Kami diajari teknik dasar sekarang kami diberi kebebasan untuk bermain masin-masing. “Aduh aku gak bisa bisa nih” ucapku mengomel “Semangat kamu pasti bisa kok win, ayo kita main lagi” seru fira menyemangati ku. Aku tidak berhenti mencoba dan mencoba, apa mungkin karena raket ku yang jelek aku menjadi tidak bisa bermain ini, tanyaku dalam hati, lagi-lagi aku melamun “Winda, dari tadi aku lihat kamu melamun terus, ada apa cerita saja ke aku, aku siap kok jadi pendengar mu” seru fira mengusulkan “Tapi tidak disini, disana saja yuk” pinta ku sambil menunjuk kursi di bawah pohon
“Fir aku ingin sekali mahir bermain badminton dan memiliki raket baru” ucapku bersedih “Aku bisa bantu, kamu mau tidak aku ajari setiap sore di rumah ku?” usul fira “Wah benar fir?, terimakasih ya kamu memang sahabat terbaikku” ucap ku bahagia
Setelah 1 bulan aku belajar, aku sudah bisa bermain badminton, tapi masalah ku belum selesai karena aku ingin raket baru, tapi itu tidak mungkin karena ibuku hanya buruh cuci dan ayah ku hanya kuli bangunan walaupun begitu aku tetap sayang pada mereka jadi aku tidak mungkin menggunakan uang mereka hanya untuk kepentingan ku sendiri.
Suatu hari aku dan fira sedang berjalan-jalan mengelilingi sekolah tiba-tiba fira mengagetkan ku “Win win winda liat deh selembaran yang tertempel di mading itu” seru fira sambil menunjuk madding “Ada apa sih fir?” ucap ku penasaran. Di kertas itu tertulis ada lomba badminton dan yang menang akan mendapatkan uang sebesar 1 juta dan pelatihan selama 3 bulan. “Kamu ikut saja win, hadiahnya bisa untuk orangtua mu dan membeli raket yang kamu inginkan” usul fira “Apa aku bisa?” ucap ku ragu-ragu “Pasti.. kamu pasti bisa” ucap fira meyakinkan “Ok aku akan ikut, tapi apa kamu tidak ikut?” tanya ku “Tidak ah aku ingin menyemangatimu saja” ucap fira
Pagi hari minggu, aku dan fira sudah bersiap-siap, kami naik angkot untuk sampai ke tempat perlombaan, sesampainya aku disana antrian pendaftarannya sangat panjang “Fira antriannya sangat panjang apa kamu mau menemaniku?” ucap ku sedih “iya aku mau kok” ucapnya. Akhirnya aku mendapat kesempatan mendaftar tapi perlombaan diadakan minggu depan “Ayo kita pulang” ucap ku yang sudah mendapatkan kesempatan mendaftar.

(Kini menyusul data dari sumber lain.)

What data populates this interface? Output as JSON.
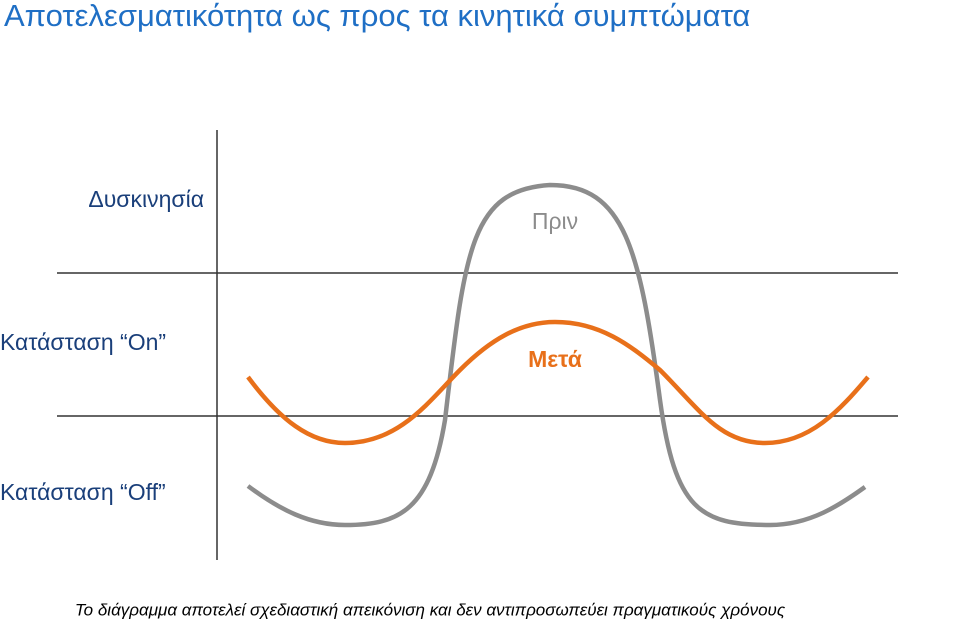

Saat hari minggu yang ditunggu-tunggu, aku memasuki lapangan fira menyemangatiku, orangtua ku tidak tau sehingga tidak ada mereka yang menyemangatiku “Ayo ayo winda, semangat” teriak fira. Waktu dan permainan terus berjalan dan aku masuk final “Horee aku masuk final, terimakasih ya fir kamu sudah menjadi penyemangat ku” ucap ku senang “Iya” fira ikut tersenyum. Aku menjadi pemenang juara 2 setelah diseleksi walaupun begitu aku tetap mendapatkan hadiah 1 juta dan pelatihan 2 bulan. Aku senang karena aku bisa mempunyai raket baru dan menjalankan pelatihan badminton bersama sahabatku fira.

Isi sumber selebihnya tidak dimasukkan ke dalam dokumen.